Taking Wesley’s hand, I followed the boys from the jet and down onto the tarmac where a black SUV sat waiting.

“Can’t believe I’m only just now asking this, but where do you guys all live? Do you have a place here in Seattle?” I buckled my seatbelt as I took the window seat in the very back. Without Austin or Vali with us, there was a bit more room to move, and I didn’t end up squashed into the middle seat again.

“No, we move around for work so much that we don’t really have a home base, as such. We each have homes in different cities, but those are mostly just for holidays and visiting family,” Caleb answered, taking the other window seat in the back with me. “Aus and I have an apartment in San Fran that he’ll be staying at while he’s there, but we’ve probably only been there, maybe, twice in the last year? Had to give away all our potted plants.”

“You had potted plants?” I asked, surprised, and he snickered.

“No. Can you imagine me and Aus keeping damn plants alive?” He grinned, and I couldn’t help following the curve of his lips with my eyes.

“Aus managed to keep that damn cat alive,” Cole commented from the row ahead of us, and I raised my eyebrows at Caleb.

“Austin has a cat?” I was a bit shocked. He didn’t exactly seem the type to snuggle on the couch with a purring ball of fluff.

“This is no ordinary cat. You’ll see when you meet him. Aus gave him to our neighbour, Mrs. Flores, when we got accepted into Omega Academy, and she has been keeping him healthy,” Caleb informed me with a mysterious sort of look. What the hell did that mean, anyway? No ordinary cat.

“What about the rest of you?” I asked, curious to learn more about these men who were suddenly looking like seriously permanent fixtures in my life. Could I call it a life? What I had? Ugh, philosophy hurt my brain.

“I’ve got a place in Switzerland that my mom and brother live in.” Wesley nodded. “There is an experimental spinal surgeon living there that my bro wanted to try out, so I got them a place to live nearby, seeing as it’s a pretty long process.”

“That’s why you weren’t super-concerned about Dupree coming after them?” I clicked. Back when Dupree—the mad scientist hell-bent on restoring magic to supernaturals through any means possible—had kidnapped and beaten Lucy within an inch of her life, threats had been made against the guys and their families. At the time, Wesley was the only one that I’d known had direct family who could have been at risk. The fact that they were half a world away made his lack of concern make a whole lot more sense.

“Yeah. Also, their place is not far from the Omega office in Zurich, so we have some pretty top notch surveillance in place for them.” He shrugged, like it was no big thing, but the fact that he’d gone to such lengths for his mom and brother was incredibly sweet.

“How about you, River?” I asked, and he looked back at me from the passenger seat where he sat beside our driver, who the guys had recognized and greeted as Frank.

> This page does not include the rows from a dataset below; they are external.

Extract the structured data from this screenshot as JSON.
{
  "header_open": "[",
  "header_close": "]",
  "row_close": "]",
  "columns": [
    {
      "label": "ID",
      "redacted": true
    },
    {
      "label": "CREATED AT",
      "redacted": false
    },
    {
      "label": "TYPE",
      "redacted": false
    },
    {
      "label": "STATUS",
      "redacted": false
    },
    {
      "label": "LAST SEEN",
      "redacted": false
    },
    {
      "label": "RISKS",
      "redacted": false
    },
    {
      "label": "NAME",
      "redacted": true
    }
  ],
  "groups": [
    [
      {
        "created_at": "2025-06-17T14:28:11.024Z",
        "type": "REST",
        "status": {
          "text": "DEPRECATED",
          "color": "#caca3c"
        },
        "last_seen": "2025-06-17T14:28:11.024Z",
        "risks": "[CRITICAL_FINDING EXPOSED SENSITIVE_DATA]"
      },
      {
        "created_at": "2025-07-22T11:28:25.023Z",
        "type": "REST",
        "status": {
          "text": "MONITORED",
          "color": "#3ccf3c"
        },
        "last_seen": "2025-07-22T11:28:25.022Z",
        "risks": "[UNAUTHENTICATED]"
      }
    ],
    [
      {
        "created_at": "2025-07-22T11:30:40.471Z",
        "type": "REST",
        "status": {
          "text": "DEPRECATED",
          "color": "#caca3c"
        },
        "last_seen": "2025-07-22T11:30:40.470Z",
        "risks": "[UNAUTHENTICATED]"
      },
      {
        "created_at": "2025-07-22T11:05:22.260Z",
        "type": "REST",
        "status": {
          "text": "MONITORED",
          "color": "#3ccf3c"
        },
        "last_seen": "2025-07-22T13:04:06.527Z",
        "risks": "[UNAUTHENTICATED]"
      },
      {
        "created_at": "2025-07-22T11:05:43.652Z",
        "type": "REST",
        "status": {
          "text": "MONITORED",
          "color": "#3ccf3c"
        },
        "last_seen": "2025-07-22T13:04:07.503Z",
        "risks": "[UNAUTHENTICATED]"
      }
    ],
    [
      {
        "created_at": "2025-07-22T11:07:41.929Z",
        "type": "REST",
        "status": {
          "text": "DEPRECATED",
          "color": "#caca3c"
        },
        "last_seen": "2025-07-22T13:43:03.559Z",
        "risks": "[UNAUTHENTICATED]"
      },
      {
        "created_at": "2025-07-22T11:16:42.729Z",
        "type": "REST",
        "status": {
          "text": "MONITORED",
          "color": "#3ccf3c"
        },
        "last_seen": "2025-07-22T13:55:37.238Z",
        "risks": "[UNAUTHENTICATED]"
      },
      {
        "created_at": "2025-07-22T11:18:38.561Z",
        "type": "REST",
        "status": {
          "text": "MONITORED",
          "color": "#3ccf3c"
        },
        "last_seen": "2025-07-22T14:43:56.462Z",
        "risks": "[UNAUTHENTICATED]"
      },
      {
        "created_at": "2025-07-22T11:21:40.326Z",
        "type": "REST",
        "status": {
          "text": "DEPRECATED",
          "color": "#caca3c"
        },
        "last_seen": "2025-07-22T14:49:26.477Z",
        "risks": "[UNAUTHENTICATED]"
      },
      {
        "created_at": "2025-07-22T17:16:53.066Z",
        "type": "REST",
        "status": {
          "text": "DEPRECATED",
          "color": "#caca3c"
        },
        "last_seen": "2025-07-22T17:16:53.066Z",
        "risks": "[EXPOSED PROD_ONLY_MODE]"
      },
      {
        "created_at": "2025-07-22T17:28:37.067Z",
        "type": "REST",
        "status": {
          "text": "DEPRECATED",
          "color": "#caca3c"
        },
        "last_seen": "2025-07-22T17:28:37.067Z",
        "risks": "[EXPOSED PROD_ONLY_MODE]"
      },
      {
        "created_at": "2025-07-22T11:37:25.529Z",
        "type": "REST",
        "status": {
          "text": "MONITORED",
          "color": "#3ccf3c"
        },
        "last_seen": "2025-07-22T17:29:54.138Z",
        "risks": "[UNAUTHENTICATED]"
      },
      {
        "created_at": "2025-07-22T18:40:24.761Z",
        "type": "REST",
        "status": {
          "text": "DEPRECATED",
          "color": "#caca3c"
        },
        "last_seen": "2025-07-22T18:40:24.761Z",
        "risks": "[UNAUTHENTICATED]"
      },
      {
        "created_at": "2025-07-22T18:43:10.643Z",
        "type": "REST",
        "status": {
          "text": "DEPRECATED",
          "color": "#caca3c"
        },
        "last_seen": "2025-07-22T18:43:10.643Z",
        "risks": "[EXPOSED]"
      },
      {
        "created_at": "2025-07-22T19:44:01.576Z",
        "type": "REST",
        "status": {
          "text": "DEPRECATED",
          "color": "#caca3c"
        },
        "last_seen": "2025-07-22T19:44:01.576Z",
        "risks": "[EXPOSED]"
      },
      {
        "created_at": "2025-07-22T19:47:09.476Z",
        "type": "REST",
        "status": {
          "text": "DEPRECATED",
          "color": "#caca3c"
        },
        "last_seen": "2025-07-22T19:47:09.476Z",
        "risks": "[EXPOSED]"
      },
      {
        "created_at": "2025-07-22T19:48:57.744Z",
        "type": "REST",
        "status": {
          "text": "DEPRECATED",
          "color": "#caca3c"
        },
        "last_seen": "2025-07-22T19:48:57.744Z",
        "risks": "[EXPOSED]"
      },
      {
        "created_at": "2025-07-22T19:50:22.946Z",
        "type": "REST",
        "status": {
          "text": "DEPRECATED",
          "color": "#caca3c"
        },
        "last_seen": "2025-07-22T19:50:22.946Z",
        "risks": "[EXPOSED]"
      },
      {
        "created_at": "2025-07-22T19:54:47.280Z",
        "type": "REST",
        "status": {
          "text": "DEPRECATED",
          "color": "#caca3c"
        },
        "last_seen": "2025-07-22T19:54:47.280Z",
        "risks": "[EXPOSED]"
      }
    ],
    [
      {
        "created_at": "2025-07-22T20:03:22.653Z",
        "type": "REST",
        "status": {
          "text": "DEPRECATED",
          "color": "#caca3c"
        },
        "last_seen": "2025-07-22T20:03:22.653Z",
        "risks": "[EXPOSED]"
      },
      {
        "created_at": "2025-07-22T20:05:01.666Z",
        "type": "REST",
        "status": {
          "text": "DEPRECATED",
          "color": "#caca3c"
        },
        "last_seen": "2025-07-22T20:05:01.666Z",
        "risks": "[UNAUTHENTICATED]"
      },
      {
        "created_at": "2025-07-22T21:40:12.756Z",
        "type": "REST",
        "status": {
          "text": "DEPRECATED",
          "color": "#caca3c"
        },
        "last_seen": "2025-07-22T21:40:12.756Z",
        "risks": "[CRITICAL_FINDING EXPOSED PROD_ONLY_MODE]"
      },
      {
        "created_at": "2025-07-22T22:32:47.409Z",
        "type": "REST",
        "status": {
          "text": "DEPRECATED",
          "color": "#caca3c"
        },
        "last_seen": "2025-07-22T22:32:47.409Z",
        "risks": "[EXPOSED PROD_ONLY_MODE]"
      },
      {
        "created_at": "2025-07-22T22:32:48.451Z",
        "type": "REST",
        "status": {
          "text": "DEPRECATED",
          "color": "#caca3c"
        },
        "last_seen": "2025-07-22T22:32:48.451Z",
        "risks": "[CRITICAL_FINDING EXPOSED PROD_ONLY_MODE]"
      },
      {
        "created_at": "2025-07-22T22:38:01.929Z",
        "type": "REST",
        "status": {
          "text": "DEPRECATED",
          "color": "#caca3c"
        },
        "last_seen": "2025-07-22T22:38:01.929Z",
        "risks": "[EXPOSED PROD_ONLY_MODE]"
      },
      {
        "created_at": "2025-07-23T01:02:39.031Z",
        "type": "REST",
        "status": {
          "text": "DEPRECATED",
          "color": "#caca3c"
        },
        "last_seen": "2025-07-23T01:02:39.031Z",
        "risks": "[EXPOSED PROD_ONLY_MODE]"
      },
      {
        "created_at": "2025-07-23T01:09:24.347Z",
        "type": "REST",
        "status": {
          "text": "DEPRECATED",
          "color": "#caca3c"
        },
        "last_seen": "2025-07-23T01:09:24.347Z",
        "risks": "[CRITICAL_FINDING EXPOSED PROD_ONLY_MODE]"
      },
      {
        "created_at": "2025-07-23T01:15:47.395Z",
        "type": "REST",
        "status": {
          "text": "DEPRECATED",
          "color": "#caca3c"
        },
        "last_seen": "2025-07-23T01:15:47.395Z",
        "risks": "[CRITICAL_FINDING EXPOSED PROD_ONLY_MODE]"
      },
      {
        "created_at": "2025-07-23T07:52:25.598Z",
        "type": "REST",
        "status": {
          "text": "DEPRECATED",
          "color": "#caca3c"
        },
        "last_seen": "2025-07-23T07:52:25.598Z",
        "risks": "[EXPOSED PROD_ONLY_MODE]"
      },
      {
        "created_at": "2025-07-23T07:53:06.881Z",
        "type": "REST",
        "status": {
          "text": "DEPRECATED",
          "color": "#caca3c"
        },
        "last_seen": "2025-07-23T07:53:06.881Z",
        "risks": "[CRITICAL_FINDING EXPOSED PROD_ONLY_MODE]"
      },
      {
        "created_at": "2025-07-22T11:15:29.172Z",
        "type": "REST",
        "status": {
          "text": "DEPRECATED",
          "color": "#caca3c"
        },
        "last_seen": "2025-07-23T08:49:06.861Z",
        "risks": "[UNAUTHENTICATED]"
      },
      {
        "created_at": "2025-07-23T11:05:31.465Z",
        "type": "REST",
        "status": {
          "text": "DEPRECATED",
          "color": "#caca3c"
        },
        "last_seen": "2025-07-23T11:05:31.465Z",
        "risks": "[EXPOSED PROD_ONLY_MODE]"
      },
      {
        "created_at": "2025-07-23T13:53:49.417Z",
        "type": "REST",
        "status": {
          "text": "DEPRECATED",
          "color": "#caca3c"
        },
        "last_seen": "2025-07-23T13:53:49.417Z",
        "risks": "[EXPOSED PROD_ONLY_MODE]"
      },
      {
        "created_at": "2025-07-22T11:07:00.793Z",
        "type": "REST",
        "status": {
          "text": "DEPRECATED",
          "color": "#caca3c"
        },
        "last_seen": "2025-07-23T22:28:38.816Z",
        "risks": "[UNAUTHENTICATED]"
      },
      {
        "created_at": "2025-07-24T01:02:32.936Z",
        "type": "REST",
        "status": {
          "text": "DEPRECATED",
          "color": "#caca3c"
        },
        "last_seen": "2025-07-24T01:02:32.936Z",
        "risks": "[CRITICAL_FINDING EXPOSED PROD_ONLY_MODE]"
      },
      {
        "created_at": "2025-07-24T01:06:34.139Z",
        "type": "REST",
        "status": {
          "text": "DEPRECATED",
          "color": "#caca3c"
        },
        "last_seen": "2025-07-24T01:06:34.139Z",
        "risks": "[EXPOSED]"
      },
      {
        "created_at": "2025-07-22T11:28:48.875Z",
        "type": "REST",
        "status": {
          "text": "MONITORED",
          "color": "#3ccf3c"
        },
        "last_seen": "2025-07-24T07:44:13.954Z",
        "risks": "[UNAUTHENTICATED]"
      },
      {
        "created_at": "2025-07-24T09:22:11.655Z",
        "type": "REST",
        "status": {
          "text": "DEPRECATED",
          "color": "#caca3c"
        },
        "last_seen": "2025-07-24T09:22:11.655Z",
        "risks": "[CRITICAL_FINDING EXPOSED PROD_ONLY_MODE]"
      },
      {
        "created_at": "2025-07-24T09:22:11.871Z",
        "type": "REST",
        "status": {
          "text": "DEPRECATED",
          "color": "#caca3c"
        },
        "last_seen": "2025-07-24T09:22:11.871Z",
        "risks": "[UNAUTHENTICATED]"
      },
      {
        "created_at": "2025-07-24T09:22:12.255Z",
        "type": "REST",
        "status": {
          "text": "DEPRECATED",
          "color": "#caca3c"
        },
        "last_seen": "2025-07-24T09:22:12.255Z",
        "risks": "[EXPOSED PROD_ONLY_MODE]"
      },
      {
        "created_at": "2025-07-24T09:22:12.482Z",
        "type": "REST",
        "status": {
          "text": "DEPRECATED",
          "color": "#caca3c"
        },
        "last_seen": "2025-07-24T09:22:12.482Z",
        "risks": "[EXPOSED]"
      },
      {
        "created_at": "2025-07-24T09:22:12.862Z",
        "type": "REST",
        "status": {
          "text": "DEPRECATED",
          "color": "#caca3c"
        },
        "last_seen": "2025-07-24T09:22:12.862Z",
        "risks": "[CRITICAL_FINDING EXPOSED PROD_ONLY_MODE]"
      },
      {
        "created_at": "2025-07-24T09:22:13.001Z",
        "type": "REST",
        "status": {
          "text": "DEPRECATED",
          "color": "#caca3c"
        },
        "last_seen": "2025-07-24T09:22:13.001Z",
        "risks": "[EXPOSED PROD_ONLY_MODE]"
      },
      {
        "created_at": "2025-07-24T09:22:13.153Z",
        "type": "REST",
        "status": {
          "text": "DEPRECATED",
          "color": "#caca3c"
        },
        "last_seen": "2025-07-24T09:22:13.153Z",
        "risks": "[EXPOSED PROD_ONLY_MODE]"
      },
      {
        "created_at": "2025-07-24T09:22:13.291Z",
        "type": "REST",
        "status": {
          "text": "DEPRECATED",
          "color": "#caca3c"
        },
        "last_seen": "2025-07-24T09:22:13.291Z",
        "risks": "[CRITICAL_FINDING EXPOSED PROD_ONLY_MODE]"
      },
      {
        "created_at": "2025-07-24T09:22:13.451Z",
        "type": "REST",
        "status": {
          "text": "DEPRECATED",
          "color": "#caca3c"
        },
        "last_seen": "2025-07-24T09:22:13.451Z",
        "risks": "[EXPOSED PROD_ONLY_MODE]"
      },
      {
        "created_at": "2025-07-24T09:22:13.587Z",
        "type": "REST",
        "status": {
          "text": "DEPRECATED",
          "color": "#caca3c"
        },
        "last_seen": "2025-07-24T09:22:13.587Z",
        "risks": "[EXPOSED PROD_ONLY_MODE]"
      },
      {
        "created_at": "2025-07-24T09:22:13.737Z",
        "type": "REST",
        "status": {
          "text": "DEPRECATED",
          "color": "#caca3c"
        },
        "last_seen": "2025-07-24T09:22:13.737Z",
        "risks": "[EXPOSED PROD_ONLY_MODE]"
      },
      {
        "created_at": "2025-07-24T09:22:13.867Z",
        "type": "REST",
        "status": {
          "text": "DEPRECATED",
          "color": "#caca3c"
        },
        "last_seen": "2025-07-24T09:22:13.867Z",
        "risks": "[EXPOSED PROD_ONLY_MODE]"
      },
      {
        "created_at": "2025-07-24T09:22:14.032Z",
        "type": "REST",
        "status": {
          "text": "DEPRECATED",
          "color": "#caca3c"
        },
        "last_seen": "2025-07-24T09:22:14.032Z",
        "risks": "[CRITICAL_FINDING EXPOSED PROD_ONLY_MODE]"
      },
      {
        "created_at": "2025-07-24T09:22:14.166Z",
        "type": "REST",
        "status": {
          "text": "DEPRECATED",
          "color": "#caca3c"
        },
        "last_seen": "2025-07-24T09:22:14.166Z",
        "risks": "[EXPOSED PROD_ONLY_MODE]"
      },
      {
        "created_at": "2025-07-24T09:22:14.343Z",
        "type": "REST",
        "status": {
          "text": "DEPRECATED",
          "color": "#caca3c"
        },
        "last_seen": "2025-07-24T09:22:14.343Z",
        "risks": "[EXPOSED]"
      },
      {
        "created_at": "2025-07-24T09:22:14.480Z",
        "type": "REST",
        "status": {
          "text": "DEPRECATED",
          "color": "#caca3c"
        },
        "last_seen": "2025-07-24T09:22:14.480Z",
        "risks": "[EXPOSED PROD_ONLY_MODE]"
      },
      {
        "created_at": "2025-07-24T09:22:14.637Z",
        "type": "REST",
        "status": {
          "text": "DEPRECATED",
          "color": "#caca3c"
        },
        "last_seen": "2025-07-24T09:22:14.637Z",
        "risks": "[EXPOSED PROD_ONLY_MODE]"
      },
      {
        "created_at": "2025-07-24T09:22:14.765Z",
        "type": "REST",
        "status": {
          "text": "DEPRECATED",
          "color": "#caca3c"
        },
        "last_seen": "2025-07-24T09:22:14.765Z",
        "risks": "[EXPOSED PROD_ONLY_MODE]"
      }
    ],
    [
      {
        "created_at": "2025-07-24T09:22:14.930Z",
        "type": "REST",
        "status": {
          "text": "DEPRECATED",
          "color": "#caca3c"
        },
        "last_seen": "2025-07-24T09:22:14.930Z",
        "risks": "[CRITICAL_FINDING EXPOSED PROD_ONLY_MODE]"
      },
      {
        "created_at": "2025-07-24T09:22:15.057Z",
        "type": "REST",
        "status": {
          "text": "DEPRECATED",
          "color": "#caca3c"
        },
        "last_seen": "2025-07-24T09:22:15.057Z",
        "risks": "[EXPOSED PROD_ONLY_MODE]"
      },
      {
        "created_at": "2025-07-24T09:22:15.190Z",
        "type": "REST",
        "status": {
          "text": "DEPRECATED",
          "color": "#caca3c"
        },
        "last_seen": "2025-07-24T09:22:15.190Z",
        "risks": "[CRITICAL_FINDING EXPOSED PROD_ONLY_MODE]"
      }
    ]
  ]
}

“Family estate in England.” He grimaced. “Haven’t been back there for years though.”

He didn’t seem to want to elaborate, so I didn’t push him any further and instead prodded Cole in the shoulder.

“And you, big guy? Where’s your house?” I deliberately said house and not home, seeing as these guys clearly didn’t think of the property they owned as home.

“Montana,” he replied, turning in his seat to look at me with a half smile pulling at his lips. “I have a little piece of land out in the middle of nowhere there.”

Caleb snorted. “A little piece of land? Cole has six hundred acres. It’s a fully functioning horse ranch.”

“What?” I exclaimed, looking back at the lethal weapon of a man wrapped in a leather jacket, with colorful tattoos peeking out at the neckline. Somehow, I was finding it hard to picture him in cowboy boots and a hat. But hell, it’d be hot as fuck.

“I like horses,” he muttered, a little sheepishly.

“Cole set up one of the most well-respected horse ranches in the whole damn country,” Wesley explained. “He has people from all over the world clamoring for his horses.”